Proprietária da Clinica de Estética Fábrica dos Glúteos, Poliana Rodrigues da Silva foi identificada como a enfermeira presa nesta sexta-feira (24) pela Delegacia do Consumidor. A clínica é localizada no bairro Jardim Europa, em Cuiabá.
Em sua página no Instagram, a enfermeira possui mais de 440 mil seguidores. Apesar de poucas postagens, ela expõe seus procedimentos com as seguintes hashtags: botox, preenchimento labial, corrente russa corporal e bumbum na nuca.
Segundo a Polícia Civil, a enfermeira e empresária é investigada pelos crimes de exercício ilegal da medicina e crimes contra a saúde pública. A apuração dos agentes identificaram que ela realizava procedimentos invasivos e utilizava medicamentos sem registro na Agência Nacional de Vigilância Sanitária (Anvisa).
Durante fiscalizações conjuntas, as equipes identificaram a realização de procedimentos como aplicação de Plasma Rico em Plaquetas (PRP), ozonioterapia e soroterapia — práticas consideradas privativas de médicos — executadas pela suspeita, que é enfermeira de formação.
APREENSÕES
No local, também foram apreendidos medicamentos vencidos, produtos importados sem registro no Brasil e substâncias proibidas pela Anvisa, incluindo toxina botulínica de fabricação sul-coreana e outros fármacos usados de forma irregular. Parte dos materiais, segundo a investigação, teria sido trazida ilegalmente ao país e estava armazenada em condições inadequadas.
As fiscalizações ainda constataram que a clínica funcionava sem alvará sanitário, sem controle adequado de resíduos e sem estrutura mínima de biossegurança. “As fiscalizações também evidenciaram que a clínica funcionava sem alvará sanitário, sem controle adequado de resíduos e sem condições mínimas de biossegurança, expondo pacientes a riscos de contaminação por doenças graves”, afirmou o delegado titular da Decon, Rogério Ferreira.
Segundo o delegado, a manipulação de sangue em ambiente inadequado, especialmente nos procedimentos de PRP, elevava o risco de contaminação cruzada, infecções severas, necroses e até morte.
FUNCIONAMENTO CLANDESTINO
Mesmo após a interdição do estabelecimento, a investigada teria continuado atuando clandestinamente. Conforme a polícia, ela retirou equipamentos da clínica durante a noite e passou a atender pacientes em outros endereços, inclusive em espaços não regularizados. Também tentou abrir uma nova unidade, com outro nome, no mesmo bairro, sem autorização dos órgãos competentes.
Além da prisão preventiva, a Justiça determinou medidas cautelares como mandado de busca e apreensão, interdição imediata da clínica, suspensão do CNPJ da empresa, bloqueio das redes sociais da investigada e suspensão do registro profissional dela junto ao Conselho Regional de Enfermagem de Mato Grosso (Coren-MT).

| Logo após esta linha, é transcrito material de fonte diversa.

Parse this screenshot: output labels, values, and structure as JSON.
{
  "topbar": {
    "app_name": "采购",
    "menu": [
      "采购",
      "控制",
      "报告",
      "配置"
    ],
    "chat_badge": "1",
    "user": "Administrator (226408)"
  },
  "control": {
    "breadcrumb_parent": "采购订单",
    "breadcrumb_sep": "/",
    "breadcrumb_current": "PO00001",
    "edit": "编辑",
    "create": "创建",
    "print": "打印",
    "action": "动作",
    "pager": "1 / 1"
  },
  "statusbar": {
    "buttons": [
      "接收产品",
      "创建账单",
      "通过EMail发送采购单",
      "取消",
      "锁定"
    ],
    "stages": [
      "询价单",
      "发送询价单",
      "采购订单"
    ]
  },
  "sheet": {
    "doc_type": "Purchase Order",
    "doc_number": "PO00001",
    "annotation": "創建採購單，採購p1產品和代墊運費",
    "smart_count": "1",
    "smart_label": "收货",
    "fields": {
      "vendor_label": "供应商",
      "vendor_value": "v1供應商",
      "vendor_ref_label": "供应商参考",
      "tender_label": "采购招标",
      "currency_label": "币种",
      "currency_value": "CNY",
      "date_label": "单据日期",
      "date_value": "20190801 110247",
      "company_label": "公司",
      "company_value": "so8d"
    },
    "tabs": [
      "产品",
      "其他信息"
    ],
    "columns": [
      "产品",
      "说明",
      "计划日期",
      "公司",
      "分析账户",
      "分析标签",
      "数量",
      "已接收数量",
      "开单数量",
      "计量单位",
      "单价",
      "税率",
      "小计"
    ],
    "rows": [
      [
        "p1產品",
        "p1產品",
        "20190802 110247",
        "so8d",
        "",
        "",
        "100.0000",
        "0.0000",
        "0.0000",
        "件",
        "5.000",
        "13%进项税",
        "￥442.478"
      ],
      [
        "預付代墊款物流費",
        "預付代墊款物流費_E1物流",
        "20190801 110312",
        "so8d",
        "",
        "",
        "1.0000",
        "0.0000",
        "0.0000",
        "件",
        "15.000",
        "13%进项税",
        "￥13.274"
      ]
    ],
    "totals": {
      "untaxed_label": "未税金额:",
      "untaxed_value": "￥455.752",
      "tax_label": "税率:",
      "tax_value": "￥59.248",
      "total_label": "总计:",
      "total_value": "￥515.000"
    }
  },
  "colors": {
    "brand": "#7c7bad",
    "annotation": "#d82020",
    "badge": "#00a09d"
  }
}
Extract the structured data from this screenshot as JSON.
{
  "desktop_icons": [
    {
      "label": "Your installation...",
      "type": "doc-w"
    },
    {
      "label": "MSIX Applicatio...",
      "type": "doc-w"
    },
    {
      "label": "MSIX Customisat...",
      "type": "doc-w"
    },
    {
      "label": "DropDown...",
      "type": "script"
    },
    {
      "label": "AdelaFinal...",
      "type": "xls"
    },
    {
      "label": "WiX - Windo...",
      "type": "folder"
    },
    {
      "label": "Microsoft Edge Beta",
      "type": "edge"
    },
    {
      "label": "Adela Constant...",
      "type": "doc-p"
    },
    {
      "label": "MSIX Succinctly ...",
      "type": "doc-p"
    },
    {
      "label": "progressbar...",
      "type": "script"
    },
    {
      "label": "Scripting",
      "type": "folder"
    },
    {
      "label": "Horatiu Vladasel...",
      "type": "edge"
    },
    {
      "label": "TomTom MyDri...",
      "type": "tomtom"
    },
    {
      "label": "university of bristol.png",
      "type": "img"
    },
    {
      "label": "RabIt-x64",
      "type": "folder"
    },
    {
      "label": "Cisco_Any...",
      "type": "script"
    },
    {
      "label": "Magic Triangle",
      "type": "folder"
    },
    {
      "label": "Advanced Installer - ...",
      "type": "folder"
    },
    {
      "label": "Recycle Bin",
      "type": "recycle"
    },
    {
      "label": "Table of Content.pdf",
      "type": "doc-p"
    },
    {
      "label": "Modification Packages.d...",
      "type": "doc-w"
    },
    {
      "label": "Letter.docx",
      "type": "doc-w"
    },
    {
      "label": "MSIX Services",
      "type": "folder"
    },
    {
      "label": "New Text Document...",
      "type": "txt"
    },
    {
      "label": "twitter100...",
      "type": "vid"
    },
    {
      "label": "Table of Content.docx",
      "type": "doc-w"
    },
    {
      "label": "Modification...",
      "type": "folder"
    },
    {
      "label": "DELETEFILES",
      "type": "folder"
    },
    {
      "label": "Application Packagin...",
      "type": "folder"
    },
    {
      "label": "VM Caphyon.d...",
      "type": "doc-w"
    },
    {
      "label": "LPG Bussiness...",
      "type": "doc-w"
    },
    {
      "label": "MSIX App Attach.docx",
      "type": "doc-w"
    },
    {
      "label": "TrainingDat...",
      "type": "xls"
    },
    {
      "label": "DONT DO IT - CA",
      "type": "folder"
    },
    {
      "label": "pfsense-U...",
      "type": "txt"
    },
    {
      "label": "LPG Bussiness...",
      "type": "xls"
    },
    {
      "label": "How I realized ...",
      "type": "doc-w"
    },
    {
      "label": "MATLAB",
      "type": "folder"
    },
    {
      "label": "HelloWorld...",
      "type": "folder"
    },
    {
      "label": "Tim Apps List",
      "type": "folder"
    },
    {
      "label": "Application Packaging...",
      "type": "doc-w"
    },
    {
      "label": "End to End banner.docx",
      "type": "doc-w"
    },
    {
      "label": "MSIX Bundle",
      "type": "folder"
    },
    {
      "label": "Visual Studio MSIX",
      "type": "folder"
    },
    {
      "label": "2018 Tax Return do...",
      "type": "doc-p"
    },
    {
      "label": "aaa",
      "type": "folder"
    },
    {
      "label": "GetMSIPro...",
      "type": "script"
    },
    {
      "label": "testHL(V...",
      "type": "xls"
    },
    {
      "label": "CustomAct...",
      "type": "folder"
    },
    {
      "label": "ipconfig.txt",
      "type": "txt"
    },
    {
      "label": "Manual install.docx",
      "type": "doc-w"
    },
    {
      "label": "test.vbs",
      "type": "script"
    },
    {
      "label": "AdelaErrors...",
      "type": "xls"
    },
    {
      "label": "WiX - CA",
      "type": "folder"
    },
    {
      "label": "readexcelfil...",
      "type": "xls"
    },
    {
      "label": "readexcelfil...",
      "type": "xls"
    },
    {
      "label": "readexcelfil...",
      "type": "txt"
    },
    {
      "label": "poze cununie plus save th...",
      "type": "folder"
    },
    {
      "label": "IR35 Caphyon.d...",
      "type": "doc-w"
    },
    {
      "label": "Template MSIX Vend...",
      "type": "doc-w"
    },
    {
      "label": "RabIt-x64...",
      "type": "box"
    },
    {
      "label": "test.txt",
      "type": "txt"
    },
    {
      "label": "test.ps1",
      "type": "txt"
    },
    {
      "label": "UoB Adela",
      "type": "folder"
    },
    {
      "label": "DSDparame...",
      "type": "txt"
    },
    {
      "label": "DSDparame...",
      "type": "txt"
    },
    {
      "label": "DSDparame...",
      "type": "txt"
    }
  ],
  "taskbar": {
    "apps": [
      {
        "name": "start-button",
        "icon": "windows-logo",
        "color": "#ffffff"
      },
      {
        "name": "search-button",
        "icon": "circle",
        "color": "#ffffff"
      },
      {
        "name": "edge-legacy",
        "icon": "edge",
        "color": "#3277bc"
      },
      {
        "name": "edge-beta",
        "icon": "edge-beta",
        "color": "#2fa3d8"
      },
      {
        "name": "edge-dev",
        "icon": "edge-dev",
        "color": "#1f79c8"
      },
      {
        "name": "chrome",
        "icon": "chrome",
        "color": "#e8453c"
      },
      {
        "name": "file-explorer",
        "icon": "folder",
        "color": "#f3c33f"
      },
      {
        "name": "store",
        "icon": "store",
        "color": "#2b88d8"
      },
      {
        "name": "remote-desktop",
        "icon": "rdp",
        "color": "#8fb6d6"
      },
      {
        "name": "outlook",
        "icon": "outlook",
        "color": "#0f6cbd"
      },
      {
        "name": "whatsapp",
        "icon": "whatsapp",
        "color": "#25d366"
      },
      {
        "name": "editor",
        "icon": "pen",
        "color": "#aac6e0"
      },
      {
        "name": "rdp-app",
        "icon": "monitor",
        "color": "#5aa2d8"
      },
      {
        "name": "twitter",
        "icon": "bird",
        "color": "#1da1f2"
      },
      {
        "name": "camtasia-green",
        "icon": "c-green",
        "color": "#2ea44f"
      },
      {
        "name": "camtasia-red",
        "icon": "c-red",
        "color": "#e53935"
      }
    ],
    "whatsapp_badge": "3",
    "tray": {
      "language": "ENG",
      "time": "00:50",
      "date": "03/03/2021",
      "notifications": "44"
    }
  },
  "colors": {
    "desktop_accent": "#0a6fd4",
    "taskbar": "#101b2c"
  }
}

A enfermeira já possuía passagem pela polícia por tráfico de drogas e usava tornozeleira eletrônica no momento da prisão.
Segundo Rogério Ferreira, as investigações seguem em andamento e outros profissionais da área de estética que atuarem ilegalmente ou utilizarem medicamentos irregulares, especialmente produtos voltados para emagrecimento, poderão ser alvo de novas operações, inclusive com pedidos de prisão preventiva.